A young, scantily-clad girl runs out of her suburban home into the street. She’s terrified and panicking, desperately trying to escape from some unseen menace. It’s a scenario familiar to anyone with a passing knowledge of the horror genre. But the framing, the elegant camera moves, and the chilly sense of distance immediately set It Follows apart from it its predecessors.

It’s the rare film that plays by all the rules of a ‘slasher’, even pays explicit homage to them (most notably John Carpenter’s original Halloween), but always feels like its own unique beast. It’s (intentionally) derivative, yet fearlessly innovative at the same time.

The conceit is one of those ideas so simple yet clever you’re surprised no one else has thought of it yet: a malevolent force that operates like an STD. Sex in horror movies almost always leads to a painful demise; It Follows makes that idea explicit.

Once infected you will see ‘It’. It will be a person, walking towards you, and no one else will see it unless they have slept with a carrier.
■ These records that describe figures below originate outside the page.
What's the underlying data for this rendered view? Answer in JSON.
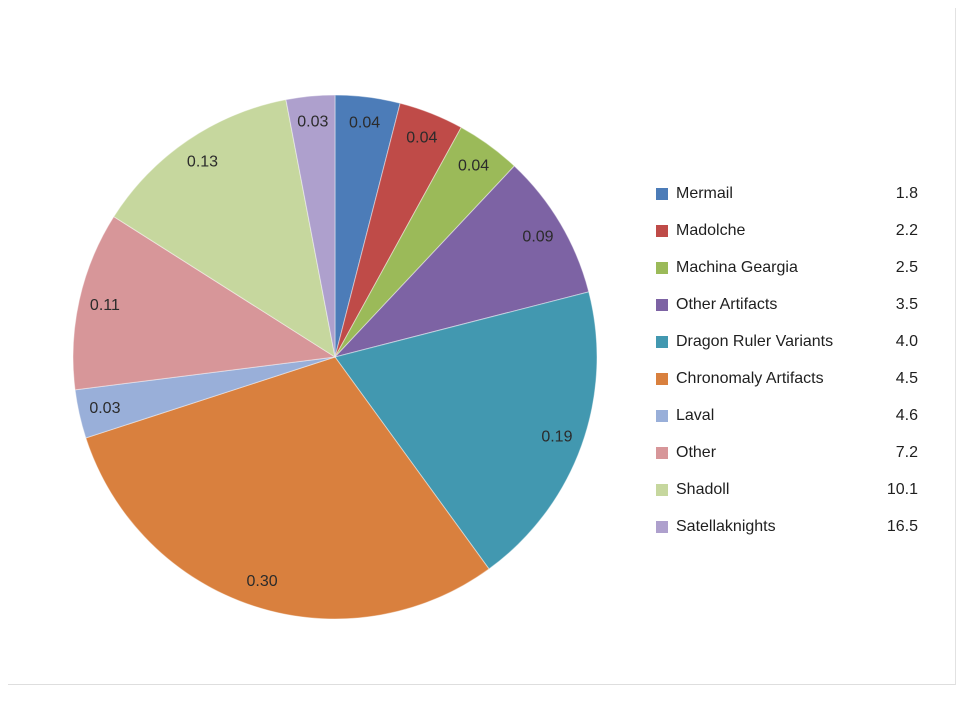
{
  "slide": {
    "background_color": "#ffffff",
    "border_color": "#e2e2e2"
  },
  "chart_data": {
    "type": "pie",
    "title": "",
    "legend_position": "right",
    "start_angle_deg": 0,
    "direction": "clockwise",
    "label_color": "#2b2b2b",
    "label_radius_fraction": 0.9,
    "slice_border_color": "#ffffff",
    "slices": [
      {
        "name": "Mermail",
        "proportion": 0.04,
        "slice_label": "0.04",
        "legend_value": "1.8",
        "color": "#4c7cb8"
      },
      {
        "name": "Madolche",
        "proportion": 0.04,
        "slice_label": "0.04",
        "legend_value": "2.2",
        "color": "#bf4b48"
      },
      {
        "name": "Machina Geargia",
        "proportion": 0.04,
        "slice_label": "0.04",
        "legend_value": "2.5",
        "color": "#9bba59"
      },
      {
        "name": "Other Artifacts",
        "proportion": 0.09,
        "slice_label": "0.09",
        "legend_value": "3.5",
        "color": "#7d63a4"
      },
      {
        "name": "Dragon Ruler Variants",
        "proportion": 0.19,
        "slice_label": "0.19",
        "legend_value": "4.0",
        "color": "#4298b0"
      },
      {
        "name": "Chronomaly Artifacts",
        "proportion": 0.3,
        "slice_label": "0.30",
        "legend_value": "4.5",
        "color": "#d9803e"
      },
      {
        "name": "Laval",
        "proportion": 0.03,
        "slice_label": "0.03",
        "legend_value": "4.6",
        "color": "#99afd9"
      },
      {
        "name": "Other",
        "proportion": 0.11,
        "slice_label": "0.11",
        "legend_value": "7.2",
        "color": "#d79699"
      },
      {
        "name": "Shadoll",
        "proportion": 0.13,
        "slice_label": "0.13",
        "legend_value": "10.1",
        "color": "#c6d79e"
      },
      {
        "name": "Satellaknights",
        "proportion": 0.03,
        "slice_label": "0.03",
        "legend_value": "16.5",
        "color": "#aea0cd"
      }
    ]
  },
  "legend": {
    "text_color": "#1f1f1f"
  }
}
Once the characters are aware of this, everyone on the street becomes a potential killer, and as they grow increasingly paranoid you too find yourself searching the frame for any sign of trouble.

An icy synth score is the perfect complement to this slice of suburban dread, a hypnotic, utterly terrifying film that earns its place on the list of classic horrors by honouring what came before while staking out bold new ground.